Sobre a Corsan e a ambição do atual governador (por Miguel Rossetto)

Miguel Rossetto (*)

A historiadora americana Barbara Tuchman, em A Marcha da Insensatez, mostra como ambições e interesses individuais de governantes (mesmo sendo alertados por conselheiros) levaram a decisões erradas e consequências desastrosas para seus países. Um dos casos é a conduta do rei inglês Jorge III que, após recusar todas as reivindicações da colônia americana e os conselhos de seus assessores, levou a Inglaterra a perder sua maior colônia. Guardadas todas as proporções, vivemos por aqui algo similar.

A ambição política do atual governador Eduardo Leite pode levar o Rio Grande do Sul a perder um de seus maiores patrimônios, a Corsan. O tal rei Jorge III foi embora; o atual governador também irá, mas os prejuízos da insensatez ficam para sempre. Por aqui ainda temos a oportunidade histórica de evitar este desatino.

A Corsan é uma empresa sólida do ponto de vista financeiro, operacional e tecnológico, e atua com responsabilidade social e ambiental.

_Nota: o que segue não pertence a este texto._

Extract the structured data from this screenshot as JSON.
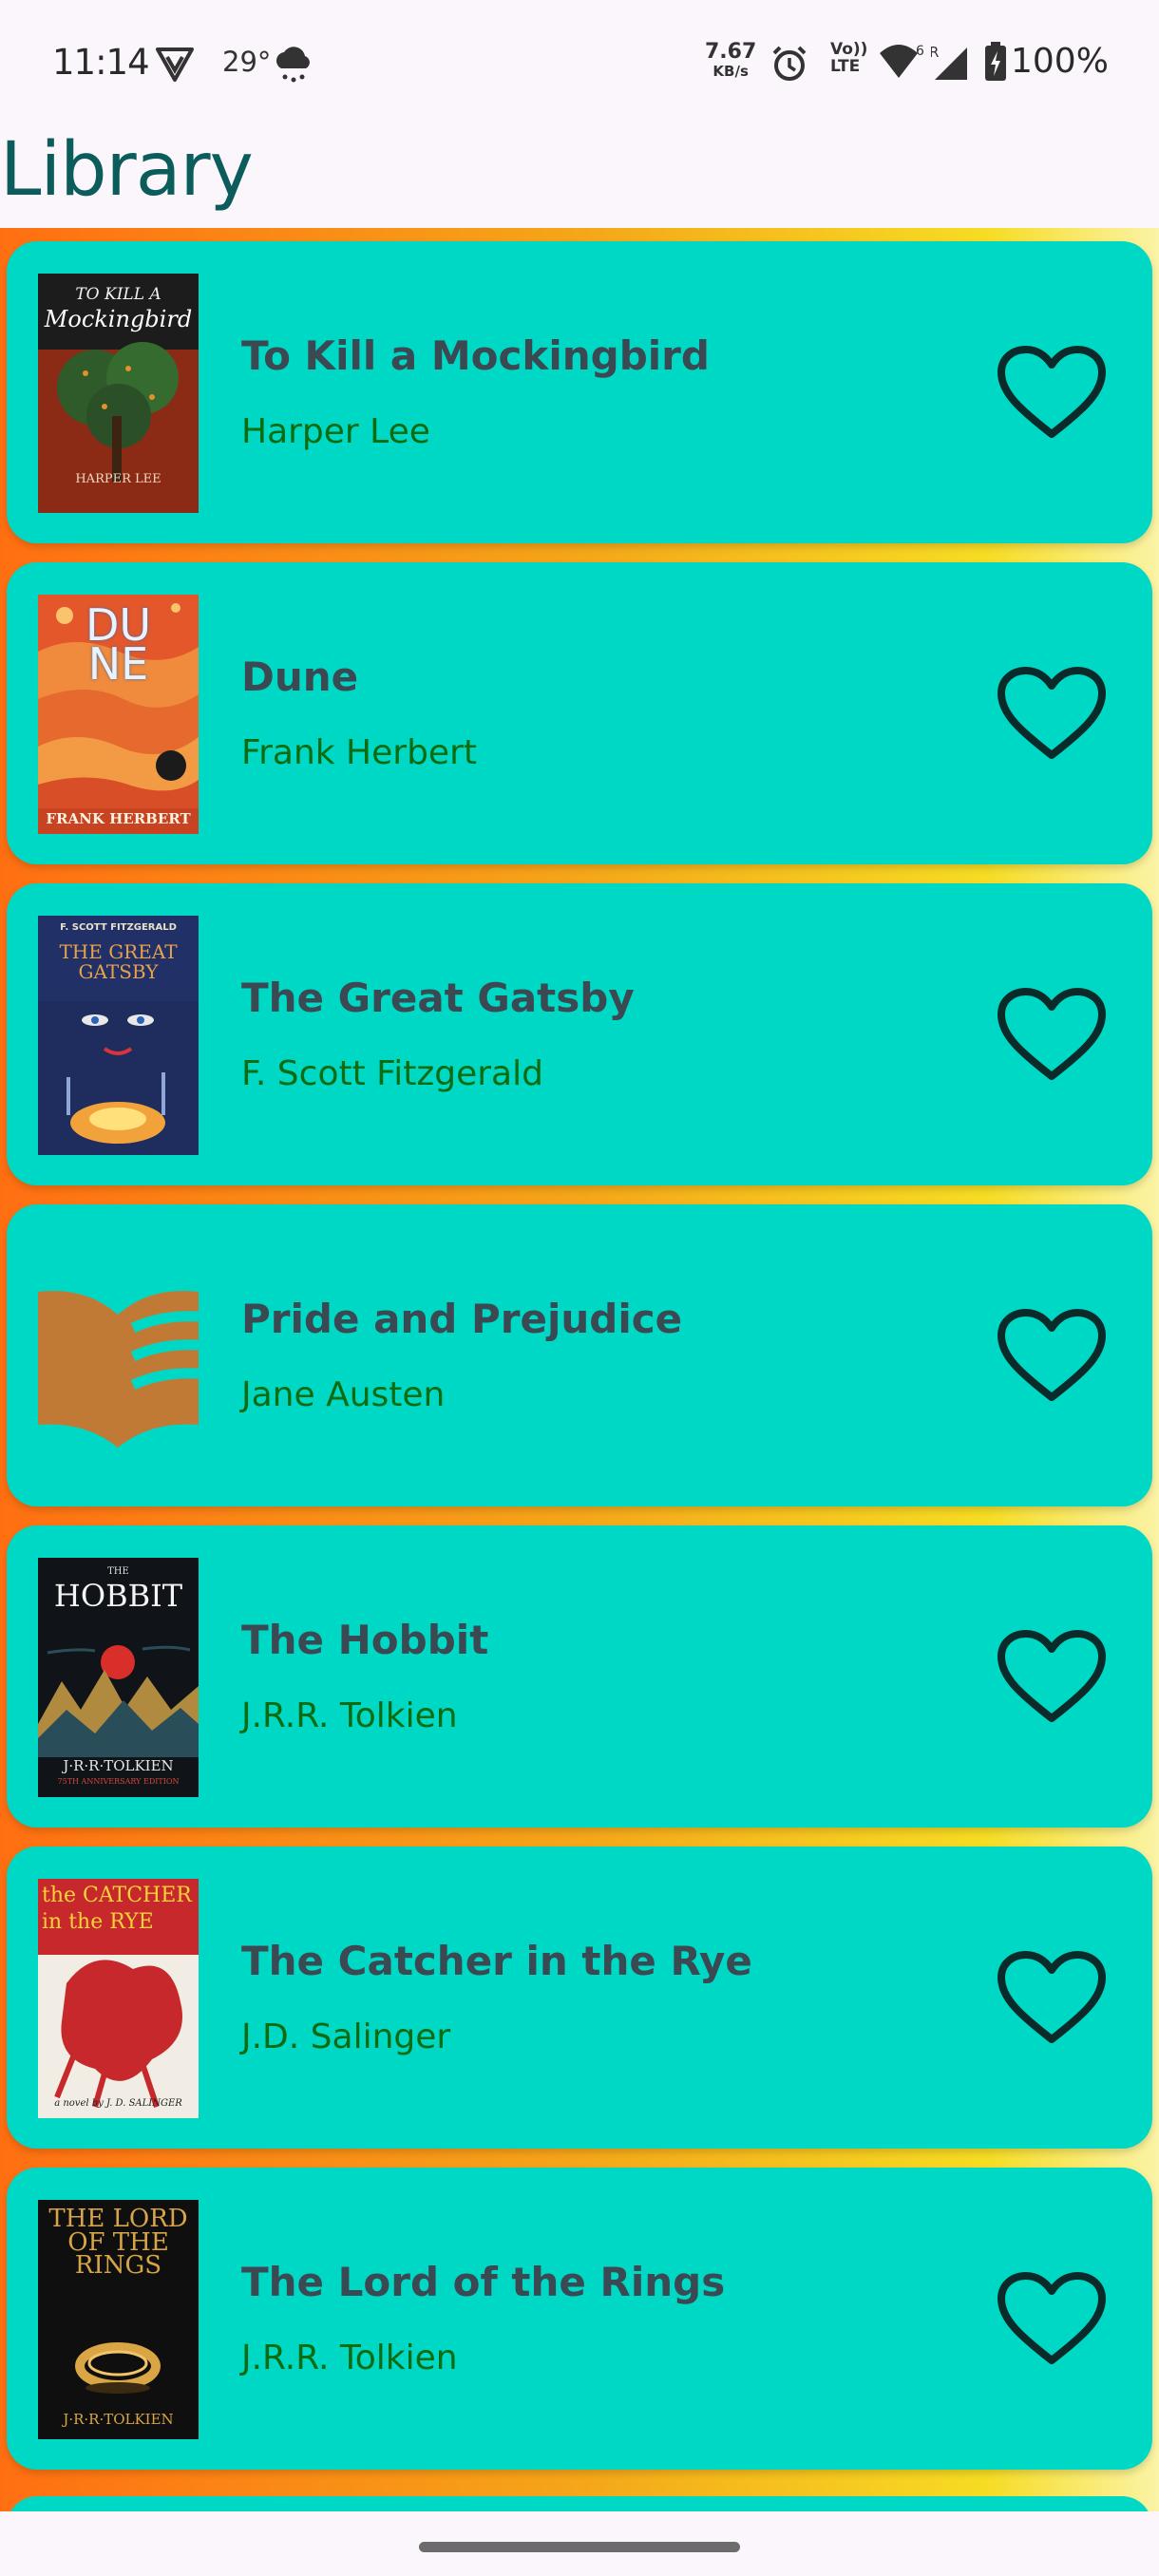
{
  "status_bar": {
    "time": "11:14",
    "temperature": "29°",
    "net_speed_value": "7.67",
    "net_speed_unit": "KB/s",
    "volte_line1": "Vo))",
    "volte_line2": "LTE",
    "wifi_badge": "6",
    "signal_badge": "R",
    "battery": "100%"
  },
  "header": {
    "title": "Library"
  },
  "books": [
    {
      "title": "To Kill a Mockingbird",
      "author": "Harper Lee",
      "cover_line1": "TO KILL A",
      "cover_line2": "Mockingbird",
      "cover_footer": "HARPER LEE",
      "favorite_icon": "heart-outline-icon",
      "is_favorite": false
    },
    {
      "title": "Dune",
      "author": "Frank Herbert",
      "cover_line1": "DUNE",
      "cover_footer": "FRANK HERBERT",
      "favorite_icon": "heart-outline-icon",
      "is_favorite": false
    },
    {
      "title": "The Great Gatsby",
      "author": "F. Scott Fitzgerald",
      "cover_line1": "F. SCOTT FITZGERALD",
      "cover_line2": "THE GREAT GATSBY",
      "favorite_icon": "heart-outline-icon",
      "is_favorite": false
    },
    {
      "title": "Pride and Prejudice",
      "author": "Jane Austen",
      "cover_icon": "open-book-icon",
      "favorite_icon": "heart-outline-icon",
      "is_favorite": false
    },
    {
      "title": "The Hobbit",
      "author": "J.R.R. Tolkien",
      "cover_line1": "THE",
      "cover_line2": "HOBBIT",
      "cover_footer": "J·R·R·TOLKIEN",
      "cover_subfooter": "75TH ANNIVERSARY EDITION",
      "favorite_icon": "heart-outline-icon",
      "is_favorite": false
    },
    {
      "title": "The Catcher in the Rye",
      "author": "J.D. Salinger",
      "cover_line1": "the CATCHER",
      "cover_line2": "in the RYE",
      "cover_footer": "a novel by J. D. SALINGER",
      "favorite_icon": "heart-outline-icon",
      "is_favorite": false
    },
    {
      "title": "The Lord of the Rings",
      "author": "J.R.R. Tolkien",
      "cover_line1": "THE LORD OF THE RINGS",
      "cover_footer": "J·R·R·TOLKIEN",
      "favorite_icon": "heart-outline-icon",
      "is_favorite": false
    }
  ],
  "colors": {
    "card": "#00d8c6",
    "title_text": "#3b4952",
    "author_text": "#0d6b10",
    "header_text": "#0b5c5b",
    "background_gradient": [
      "#ff6f12",
      "#f5a619",
      "#f6dc23",
      "#fbf3a6"
    ]
  }
}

Foram décadas de muito trabalho para construir uma empresa presente em 317 municípios do estado, atendendo 7 milhões de gaúchos e gaúchas. Uma empresa com profissionais, engenheiros, químicos, técnicos de competência reconhecida nacionalmente e que conhecem profundamente as necessidades dos municípios do estado. Uma empresa com faturamento líquido de R$ 3,2 bilhões, lucro líquido de R$ 480 milhões em 2020 e com análise de rating AA.

A projeção para 2021 é de uma lucratividade de R$ 700 milhões; resultados positivos fazem parte do histórico da companhia Estas condições asseguram à Corsan uma capacidade de captação e investimento de R$ 14,9 bilhões até 2033, por meio de recursos próprios, debentures, PPPs, financiamentos junto ao BID, IFC e outras agências; muitos destes já contratados. Uma empresa pronta para responder às metas de 97% de água e 90% de esgoto tratados até 2033.

Quando o atual governador justifica a privatização da companhia pela incapacidade de responder essas metas, falta com a verdade. Aliás, não seria a primeira vez.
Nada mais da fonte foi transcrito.